Posted by: Barbara Skolaut   2007-12-17 22:31  

#7  NP-hard, not NPO. In any case, we don't know if factoring is NP-hard or not. Let's recall the definitions:

P: Polynomial time--a problem that can be solved in time polynomial in the size of the problem

NP: Nondeterministic Polynomial time--a problem whose solutions can be checked in such polynomial time. Given two factors of a d-digit number, multiply them--it takes O(d^2) operations.

NP-complete: A problem such that every NP problem can be reduced to it.

NP-hard: A problem at least as hard as NP problems.

Factoring is NP, but not necessarily NP-hard. There seems to be disagreement on whether it is or not.

Now, if you can prove P=NP or the opposite, you'll be rich!
Posted by: Eric Jablow   2007-12-17 21:12  

#6  Proc, no they cannot, if the person used PGP properly and chose a long enough keylength and good passphrase.

NSA is good, but cannot violate basic laws of math regarding factoring of large number and other NPO-Hard issues.

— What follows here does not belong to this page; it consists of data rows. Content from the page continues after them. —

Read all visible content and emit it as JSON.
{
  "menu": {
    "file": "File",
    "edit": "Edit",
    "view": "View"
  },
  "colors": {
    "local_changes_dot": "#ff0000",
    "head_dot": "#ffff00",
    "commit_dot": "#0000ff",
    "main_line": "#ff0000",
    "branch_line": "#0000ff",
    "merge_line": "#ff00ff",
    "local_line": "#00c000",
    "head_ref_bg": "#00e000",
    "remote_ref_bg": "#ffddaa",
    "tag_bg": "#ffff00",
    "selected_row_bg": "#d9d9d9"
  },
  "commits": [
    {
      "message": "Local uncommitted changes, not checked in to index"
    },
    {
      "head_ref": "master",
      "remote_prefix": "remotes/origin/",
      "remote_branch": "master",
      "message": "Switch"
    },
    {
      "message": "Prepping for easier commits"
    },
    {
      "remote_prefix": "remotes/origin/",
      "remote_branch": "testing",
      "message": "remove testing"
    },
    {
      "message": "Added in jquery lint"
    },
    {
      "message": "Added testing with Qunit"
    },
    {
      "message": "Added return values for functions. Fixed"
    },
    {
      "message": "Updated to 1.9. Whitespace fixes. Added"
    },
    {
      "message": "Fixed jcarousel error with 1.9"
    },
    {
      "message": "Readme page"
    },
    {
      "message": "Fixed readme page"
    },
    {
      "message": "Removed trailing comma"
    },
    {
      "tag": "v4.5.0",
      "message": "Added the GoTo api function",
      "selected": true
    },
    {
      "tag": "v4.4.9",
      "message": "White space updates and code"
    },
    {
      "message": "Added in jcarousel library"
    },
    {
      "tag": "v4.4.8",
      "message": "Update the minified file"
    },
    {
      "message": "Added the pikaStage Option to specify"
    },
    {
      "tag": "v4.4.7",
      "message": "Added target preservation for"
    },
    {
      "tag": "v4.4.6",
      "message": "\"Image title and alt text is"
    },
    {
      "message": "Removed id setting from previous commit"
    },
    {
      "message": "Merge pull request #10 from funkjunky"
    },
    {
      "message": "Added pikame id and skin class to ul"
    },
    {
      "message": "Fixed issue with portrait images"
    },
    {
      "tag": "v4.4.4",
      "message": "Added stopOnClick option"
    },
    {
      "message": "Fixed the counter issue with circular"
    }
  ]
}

They depend on the same math themselves.
Posted by: OldSpook   2007-12-17 20:37  

#5  The password is:

oogahboogahdoodleleedee,

Your welcome, from the Psychotic Psychic Network
Posted by: Alaska Paul   2007-12-17 15:18  

#4  I'm sure the NSA could decrypt it over lunch. However, the NSA has higher demands then a pedophile to deal with and has no interest in becoming the locksmith for every law enforcement jurisdiction in the country.
Posted by: Procopius2k   2007-12-17 14:34  

#3  We have de-cryption programs, the cops are just to lazy to spend the time, money,and efort.

Depending on the encryption algorithm he chose, the time could be until the heat-death of the universe, and the money and effort required would be enough to hasten that day's arrival.
Posted by: Rob Crawford   2007-12-17 12:49  

#2  We have de-cryption programs, the cops are just to lazy to spend the time, money,and efort.

Looked for an easy way, and it backfired on them.
Posted by: Redneck Jim   2007-12-17 11:19  

#1  Niedermeier? Douglas R. Niedermeier, Jr? Class of '64?